The point I’m trying t make is that no one has the right to draw a line. Apart from when used to describe a religious person who would actually die rather than eat meat, vegetarianism is just another one of those useless arbitrary lines we have in western society dividing the ‘holier than thou’ vegetarians and the rest of us climate changing, barbarous, savage carnivores just in the same way that we are divided into different races, sexualities and maybe even genders.
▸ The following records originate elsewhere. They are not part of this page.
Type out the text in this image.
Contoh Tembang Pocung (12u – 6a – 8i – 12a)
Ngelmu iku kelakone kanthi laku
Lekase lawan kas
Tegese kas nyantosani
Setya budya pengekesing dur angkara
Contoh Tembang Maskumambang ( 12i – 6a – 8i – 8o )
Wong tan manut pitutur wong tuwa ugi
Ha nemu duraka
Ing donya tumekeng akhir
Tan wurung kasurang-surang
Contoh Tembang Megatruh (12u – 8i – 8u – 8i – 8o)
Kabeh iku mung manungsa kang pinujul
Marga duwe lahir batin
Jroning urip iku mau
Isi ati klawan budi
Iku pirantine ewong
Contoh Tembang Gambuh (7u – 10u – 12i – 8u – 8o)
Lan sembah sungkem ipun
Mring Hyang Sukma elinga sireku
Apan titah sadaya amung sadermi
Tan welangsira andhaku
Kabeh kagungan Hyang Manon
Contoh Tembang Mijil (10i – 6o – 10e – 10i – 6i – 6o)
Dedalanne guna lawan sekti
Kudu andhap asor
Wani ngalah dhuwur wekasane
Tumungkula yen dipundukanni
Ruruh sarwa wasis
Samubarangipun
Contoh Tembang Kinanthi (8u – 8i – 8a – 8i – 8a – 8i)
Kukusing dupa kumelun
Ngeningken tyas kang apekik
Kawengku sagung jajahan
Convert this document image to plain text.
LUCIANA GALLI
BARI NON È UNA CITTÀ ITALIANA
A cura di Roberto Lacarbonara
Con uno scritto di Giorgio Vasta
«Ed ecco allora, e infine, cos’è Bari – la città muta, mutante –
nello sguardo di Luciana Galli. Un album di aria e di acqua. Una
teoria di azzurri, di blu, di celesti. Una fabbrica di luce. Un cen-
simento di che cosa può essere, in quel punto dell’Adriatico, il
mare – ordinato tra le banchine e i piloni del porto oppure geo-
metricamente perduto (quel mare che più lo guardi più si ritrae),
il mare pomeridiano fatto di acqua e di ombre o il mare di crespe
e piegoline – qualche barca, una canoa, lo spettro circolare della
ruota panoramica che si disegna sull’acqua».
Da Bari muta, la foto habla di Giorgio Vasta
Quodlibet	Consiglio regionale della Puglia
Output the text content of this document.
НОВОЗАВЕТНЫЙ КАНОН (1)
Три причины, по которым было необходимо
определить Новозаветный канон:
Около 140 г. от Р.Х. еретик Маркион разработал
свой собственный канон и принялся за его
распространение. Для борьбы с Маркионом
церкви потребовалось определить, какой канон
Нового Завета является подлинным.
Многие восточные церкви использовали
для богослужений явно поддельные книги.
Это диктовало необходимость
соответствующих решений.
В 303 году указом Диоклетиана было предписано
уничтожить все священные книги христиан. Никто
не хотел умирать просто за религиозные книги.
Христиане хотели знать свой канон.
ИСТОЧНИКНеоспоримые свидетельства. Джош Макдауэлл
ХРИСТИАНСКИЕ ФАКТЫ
All these cases are simply manifestations of a culturally ingrained Western obsession with labelling everything and then putting them all in little boxes: The modern pipedream of omniscience, the logical conclusion of which was Soviet Marxism and Free Market Capitalism. We can’t know everything, if you don’t believe me just briefly look over Einstein’s special theory of relativity, it all adds up! So this means no one has the right to define absolute good and absolute bad, black or white, gay or straight, vegetarian and meat eater, between all these imaginary poles there are infinite points upon which we all stand at different places. To use just two categories is to deny our infinite complexity, our beauty and diversity: exactly what make us human.

Bringing it back down to earth, obviously we must all eat less meat, it currently accounts for around 20% of all CO2 emissions, but there is no need to stop eating meat completely. Vegetarianism is a choice restricted to a very small, lucky minority who, by declaring themselves vegetarians, put themselves up on a pedestal driving many away from the environmental movement, making it appear smug.